Calculate Your Potential AI Impact
Estimate the efficiency gains and cost savings your enterprise could achieve by integrating advanced AI solutions.
Your AI Implementation Roadmap
A strategic phased approach to integrate large language models for impactful clinical decision support.
Initial Assessment & Data Integration
Review existing clinical data, identify critical diagnostic and triage pathways, and integrate LLM outputs into a controlled environment for initial testing.

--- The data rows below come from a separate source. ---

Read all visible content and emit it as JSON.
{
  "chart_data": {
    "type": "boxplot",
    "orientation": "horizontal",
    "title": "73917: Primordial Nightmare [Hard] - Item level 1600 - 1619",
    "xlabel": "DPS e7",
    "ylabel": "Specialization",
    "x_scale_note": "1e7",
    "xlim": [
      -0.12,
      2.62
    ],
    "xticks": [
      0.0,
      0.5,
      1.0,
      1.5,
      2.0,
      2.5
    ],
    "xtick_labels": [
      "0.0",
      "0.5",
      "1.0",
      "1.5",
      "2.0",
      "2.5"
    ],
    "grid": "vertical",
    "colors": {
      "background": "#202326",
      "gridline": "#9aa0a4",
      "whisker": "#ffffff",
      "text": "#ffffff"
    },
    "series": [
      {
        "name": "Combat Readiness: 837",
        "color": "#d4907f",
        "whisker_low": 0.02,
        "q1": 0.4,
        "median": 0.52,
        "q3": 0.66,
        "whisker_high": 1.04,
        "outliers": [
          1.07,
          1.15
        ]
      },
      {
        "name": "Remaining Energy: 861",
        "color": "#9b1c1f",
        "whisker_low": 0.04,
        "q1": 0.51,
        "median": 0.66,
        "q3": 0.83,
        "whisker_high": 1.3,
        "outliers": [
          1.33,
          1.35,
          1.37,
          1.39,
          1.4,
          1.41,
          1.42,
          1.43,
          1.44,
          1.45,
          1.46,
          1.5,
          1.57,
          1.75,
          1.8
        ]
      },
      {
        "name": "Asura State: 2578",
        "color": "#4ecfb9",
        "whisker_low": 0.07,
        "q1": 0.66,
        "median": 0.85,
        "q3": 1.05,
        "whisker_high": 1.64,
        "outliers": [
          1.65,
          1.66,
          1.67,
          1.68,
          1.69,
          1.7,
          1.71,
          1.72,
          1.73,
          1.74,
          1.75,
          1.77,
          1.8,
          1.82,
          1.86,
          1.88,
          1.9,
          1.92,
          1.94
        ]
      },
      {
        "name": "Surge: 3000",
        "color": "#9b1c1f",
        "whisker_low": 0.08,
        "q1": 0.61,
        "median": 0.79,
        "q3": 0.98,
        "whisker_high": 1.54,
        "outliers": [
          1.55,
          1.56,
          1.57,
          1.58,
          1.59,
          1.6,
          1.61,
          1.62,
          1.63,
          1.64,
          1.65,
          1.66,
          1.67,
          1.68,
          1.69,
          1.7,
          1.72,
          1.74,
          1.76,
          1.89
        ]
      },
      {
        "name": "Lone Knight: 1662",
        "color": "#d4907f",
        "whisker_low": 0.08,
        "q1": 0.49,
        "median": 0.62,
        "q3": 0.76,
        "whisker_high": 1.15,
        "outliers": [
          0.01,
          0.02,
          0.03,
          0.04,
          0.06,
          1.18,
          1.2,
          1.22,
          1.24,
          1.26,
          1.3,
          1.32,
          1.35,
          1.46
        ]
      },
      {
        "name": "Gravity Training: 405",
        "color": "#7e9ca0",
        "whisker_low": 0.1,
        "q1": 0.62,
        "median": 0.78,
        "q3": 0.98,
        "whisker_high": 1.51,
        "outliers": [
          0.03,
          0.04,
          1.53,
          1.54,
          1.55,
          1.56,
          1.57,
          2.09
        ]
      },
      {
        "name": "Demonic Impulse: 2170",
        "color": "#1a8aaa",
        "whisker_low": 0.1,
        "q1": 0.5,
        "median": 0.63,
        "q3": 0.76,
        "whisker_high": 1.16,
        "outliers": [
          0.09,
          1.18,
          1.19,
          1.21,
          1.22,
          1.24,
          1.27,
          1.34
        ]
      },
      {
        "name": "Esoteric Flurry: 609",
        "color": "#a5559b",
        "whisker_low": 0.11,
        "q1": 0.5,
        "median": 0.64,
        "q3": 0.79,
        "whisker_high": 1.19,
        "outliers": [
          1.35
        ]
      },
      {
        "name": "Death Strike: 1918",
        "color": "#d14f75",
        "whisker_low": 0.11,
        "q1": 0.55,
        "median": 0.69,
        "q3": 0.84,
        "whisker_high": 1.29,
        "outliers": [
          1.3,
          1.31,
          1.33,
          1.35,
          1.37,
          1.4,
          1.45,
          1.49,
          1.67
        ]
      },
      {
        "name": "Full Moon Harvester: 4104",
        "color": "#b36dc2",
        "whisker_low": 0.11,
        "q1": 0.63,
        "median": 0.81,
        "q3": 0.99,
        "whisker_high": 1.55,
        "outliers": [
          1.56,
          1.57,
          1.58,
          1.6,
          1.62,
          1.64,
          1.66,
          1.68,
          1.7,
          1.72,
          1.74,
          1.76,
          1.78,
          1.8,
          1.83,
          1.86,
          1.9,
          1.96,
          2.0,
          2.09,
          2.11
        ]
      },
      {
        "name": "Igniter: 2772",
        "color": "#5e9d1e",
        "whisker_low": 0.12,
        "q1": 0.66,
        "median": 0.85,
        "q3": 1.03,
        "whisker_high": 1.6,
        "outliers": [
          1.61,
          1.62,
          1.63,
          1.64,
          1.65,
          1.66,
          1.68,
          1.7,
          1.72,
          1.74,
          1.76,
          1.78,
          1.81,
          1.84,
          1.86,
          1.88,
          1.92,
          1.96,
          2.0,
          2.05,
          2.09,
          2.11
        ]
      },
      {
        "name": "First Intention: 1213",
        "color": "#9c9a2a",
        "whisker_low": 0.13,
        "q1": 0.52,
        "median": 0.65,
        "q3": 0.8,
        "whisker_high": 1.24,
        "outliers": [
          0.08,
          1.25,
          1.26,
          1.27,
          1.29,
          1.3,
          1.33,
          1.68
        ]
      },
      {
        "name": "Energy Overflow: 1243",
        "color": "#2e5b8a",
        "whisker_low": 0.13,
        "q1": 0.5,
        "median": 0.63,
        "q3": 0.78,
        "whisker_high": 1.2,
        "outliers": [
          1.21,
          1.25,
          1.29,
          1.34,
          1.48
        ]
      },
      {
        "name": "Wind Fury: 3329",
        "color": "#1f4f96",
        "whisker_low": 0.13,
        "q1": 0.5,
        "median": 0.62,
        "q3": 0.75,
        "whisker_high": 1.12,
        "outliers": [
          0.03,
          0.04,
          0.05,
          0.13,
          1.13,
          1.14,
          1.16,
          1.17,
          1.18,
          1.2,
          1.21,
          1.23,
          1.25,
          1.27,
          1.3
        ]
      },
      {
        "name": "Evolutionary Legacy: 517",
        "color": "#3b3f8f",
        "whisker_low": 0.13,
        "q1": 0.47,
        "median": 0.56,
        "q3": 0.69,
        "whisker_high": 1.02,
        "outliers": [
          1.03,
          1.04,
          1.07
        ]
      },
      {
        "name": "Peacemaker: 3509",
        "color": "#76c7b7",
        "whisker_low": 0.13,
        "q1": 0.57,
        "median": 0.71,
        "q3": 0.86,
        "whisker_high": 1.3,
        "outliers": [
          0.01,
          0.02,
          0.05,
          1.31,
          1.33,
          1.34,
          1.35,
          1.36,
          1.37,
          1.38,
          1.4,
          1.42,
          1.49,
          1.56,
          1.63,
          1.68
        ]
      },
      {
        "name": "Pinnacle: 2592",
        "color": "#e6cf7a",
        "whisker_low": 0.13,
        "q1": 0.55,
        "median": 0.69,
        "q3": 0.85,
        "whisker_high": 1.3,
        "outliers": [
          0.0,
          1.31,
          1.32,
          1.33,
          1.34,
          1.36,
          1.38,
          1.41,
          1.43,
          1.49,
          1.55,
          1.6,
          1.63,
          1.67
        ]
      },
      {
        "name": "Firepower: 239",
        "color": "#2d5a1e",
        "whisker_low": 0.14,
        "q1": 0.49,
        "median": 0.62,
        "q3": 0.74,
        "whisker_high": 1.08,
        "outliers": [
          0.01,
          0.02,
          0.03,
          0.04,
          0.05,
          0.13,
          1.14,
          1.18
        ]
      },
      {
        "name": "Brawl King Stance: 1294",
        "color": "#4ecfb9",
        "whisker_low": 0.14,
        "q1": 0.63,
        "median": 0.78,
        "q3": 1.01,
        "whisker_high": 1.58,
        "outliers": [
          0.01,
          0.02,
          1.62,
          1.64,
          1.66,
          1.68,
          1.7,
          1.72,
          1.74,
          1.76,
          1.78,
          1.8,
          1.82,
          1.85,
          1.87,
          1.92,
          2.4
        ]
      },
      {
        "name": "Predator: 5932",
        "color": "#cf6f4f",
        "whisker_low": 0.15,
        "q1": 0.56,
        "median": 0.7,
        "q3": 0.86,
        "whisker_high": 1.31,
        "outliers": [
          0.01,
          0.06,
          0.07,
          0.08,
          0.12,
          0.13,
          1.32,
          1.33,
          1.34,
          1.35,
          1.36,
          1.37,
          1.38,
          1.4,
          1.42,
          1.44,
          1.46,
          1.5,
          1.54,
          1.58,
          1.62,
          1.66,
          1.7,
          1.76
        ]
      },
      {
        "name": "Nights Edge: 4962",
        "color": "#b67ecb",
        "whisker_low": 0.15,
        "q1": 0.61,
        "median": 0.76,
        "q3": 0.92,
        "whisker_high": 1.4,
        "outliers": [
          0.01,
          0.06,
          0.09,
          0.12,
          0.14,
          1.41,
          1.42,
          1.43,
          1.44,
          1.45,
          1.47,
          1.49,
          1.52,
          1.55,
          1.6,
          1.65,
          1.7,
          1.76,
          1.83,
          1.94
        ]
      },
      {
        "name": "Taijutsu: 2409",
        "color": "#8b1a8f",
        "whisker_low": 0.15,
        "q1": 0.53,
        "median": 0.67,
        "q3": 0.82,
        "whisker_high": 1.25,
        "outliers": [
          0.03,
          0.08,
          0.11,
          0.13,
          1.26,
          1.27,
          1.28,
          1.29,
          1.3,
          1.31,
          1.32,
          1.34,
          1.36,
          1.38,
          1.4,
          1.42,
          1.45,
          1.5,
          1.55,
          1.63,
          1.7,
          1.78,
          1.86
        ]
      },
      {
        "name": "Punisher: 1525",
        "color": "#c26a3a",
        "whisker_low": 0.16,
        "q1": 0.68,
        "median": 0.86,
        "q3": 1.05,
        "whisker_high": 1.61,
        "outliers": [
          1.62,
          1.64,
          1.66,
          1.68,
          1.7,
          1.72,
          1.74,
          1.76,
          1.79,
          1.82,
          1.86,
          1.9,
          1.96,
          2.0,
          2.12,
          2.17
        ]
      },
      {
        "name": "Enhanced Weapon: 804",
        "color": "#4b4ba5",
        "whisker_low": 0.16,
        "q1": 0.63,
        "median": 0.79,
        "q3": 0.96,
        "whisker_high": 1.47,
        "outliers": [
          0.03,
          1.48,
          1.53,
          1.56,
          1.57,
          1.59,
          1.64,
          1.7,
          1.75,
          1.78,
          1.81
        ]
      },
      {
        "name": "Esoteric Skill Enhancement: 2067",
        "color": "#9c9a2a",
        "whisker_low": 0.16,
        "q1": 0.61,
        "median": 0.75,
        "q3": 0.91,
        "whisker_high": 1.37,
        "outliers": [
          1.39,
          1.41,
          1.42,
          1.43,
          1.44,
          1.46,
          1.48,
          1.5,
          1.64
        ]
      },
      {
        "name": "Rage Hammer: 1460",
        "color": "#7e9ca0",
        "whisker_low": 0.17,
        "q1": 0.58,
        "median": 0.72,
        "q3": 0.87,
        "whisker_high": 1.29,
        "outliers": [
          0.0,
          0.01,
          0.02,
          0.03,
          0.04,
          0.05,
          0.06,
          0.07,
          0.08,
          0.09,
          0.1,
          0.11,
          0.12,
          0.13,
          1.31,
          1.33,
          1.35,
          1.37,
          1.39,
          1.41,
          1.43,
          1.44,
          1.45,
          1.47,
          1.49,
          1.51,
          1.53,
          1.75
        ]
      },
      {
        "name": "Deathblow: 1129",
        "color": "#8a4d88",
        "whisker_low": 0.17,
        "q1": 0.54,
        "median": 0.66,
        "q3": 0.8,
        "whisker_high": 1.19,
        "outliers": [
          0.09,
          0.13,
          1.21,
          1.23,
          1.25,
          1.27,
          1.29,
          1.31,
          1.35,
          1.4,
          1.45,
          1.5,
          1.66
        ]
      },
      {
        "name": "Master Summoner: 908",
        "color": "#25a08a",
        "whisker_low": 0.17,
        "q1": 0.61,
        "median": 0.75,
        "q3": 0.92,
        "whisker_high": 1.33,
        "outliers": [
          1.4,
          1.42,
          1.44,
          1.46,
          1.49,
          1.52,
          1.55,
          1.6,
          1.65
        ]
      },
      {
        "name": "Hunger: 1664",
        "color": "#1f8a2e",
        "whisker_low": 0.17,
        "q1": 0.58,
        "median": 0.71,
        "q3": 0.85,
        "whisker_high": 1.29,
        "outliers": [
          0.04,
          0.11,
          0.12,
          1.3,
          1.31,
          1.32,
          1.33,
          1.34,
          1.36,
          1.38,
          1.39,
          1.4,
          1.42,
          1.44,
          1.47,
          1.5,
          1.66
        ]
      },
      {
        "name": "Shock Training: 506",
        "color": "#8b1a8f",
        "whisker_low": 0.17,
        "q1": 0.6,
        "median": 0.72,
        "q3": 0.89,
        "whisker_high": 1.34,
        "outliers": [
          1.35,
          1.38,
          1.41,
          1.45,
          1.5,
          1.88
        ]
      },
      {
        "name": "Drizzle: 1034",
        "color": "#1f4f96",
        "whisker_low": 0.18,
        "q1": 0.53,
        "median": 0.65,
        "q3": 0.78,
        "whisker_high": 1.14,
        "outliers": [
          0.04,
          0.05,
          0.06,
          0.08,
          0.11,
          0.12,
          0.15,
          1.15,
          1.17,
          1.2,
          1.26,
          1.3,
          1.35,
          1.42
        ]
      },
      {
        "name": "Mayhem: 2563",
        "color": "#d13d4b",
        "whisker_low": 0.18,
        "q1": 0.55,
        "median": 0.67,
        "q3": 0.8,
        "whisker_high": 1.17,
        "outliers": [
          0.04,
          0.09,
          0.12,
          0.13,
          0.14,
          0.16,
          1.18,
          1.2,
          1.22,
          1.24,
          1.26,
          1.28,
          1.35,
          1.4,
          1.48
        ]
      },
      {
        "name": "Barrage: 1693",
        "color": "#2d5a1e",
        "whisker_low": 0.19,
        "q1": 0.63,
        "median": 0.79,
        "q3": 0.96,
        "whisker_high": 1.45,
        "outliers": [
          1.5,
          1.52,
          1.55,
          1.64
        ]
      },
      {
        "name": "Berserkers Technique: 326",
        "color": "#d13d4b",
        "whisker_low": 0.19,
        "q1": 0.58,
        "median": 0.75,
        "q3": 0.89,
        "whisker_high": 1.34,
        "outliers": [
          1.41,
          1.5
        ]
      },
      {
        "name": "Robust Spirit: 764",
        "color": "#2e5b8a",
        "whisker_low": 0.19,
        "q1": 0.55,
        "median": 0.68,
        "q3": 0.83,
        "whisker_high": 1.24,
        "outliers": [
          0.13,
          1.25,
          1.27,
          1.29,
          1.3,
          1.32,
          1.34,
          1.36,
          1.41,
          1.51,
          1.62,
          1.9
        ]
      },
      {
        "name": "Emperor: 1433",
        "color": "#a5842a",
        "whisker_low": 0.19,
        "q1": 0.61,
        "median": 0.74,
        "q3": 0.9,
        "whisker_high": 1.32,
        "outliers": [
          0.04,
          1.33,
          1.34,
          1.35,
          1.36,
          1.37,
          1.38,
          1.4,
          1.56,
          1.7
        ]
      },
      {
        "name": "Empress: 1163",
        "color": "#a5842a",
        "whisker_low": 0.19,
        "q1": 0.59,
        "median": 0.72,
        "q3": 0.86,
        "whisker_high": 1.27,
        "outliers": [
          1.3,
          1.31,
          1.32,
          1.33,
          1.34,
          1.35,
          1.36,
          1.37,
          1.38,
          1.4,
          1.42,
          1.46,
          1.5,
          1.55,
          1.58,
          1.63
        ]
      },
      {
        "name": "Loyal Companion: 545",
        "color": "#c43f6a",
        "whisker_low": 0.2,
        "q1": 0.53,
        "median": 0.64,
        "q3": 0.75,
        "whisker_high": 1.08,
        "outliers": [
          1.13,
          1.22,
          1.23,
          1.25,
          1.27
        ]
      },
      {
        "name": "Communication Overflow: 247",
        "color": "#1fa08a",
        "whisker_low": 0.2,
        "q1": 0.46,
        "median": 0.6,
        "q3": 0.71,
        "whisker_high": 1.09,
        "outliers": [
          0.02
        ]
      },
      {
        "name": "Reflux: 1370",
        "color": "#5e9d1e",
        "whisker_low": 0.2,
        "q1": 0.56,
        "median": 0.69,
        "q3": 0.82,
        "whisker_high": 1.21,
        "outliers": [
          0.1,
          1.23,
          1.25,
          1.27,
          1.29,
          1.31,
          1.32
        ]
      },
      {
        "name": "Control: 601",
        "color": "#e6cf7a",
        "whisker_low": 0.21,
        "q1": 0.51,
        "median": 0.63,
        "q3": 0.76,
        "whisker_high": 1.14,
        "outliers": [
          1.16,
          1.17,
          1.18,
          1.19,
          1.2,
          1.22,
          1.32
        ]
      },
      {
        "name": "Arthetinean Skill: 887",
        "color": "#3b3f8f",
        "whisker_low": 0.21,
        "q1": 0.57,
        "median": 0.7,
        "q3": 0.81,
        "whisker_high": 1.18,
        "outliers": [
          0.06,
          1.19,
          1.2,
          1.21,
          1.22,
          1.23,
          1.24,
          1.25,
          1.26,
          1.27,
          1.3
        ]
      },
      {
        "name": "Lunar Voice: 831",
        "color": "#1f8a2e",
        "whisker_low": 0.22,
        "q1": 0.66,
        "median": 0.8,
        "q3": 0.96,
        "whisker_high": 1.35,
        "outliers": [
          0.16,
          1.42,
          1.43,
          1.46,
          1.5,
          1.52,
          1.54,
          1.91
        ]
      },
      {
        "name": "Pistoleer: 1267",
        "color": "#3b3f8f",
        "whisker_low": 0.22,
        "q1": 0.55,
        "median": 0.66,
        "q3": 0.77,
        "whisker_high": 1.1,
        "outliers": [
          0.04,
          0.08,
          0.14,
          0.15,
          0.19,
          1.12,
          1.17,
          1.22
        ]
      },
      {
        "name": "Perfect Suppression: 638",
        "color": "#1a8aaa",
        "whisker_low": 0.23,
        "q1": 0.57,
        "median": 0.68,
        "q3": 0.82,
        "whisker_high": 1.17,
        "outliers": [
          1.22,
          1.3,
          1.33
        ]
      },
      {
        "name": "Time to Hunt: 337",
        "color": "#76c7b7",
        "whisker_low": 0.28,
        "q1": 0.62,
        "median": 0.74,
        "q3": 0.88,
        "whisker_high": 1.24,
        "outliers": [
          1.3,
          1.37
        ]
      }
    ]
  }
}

Structured Prompt Engineering & Validation
Develop and refine structured prompts based on identified best practices and test their impact on accuracy and safety metrics using internal datasets.
Pilot Program & Clinician Feedback
Launch a small-scale pilot with a subset of clinical staff to gather real-world feedback on LLM-assisted decision support and identify areas for refinement.
Safety & Bias Audit
Conduct comprehensive audits to ensure LLM recommendations are safe, unbiased, and align with clinical guidelines, focusing on minimizing under-triage risks.
Scalable Deployment & Continuous Monitoring
Implement LLM solutions across broader clinical workflows, establish robust monitoring systems for ongoing performance, and integrate feedback loops for continuous improvement.
Ready to Transform Your Healthcare Operations?
Schedule a personalized consultation to discuss how our enterprise AI solutions can be tailored to your specific clinical needs and strategic objectives.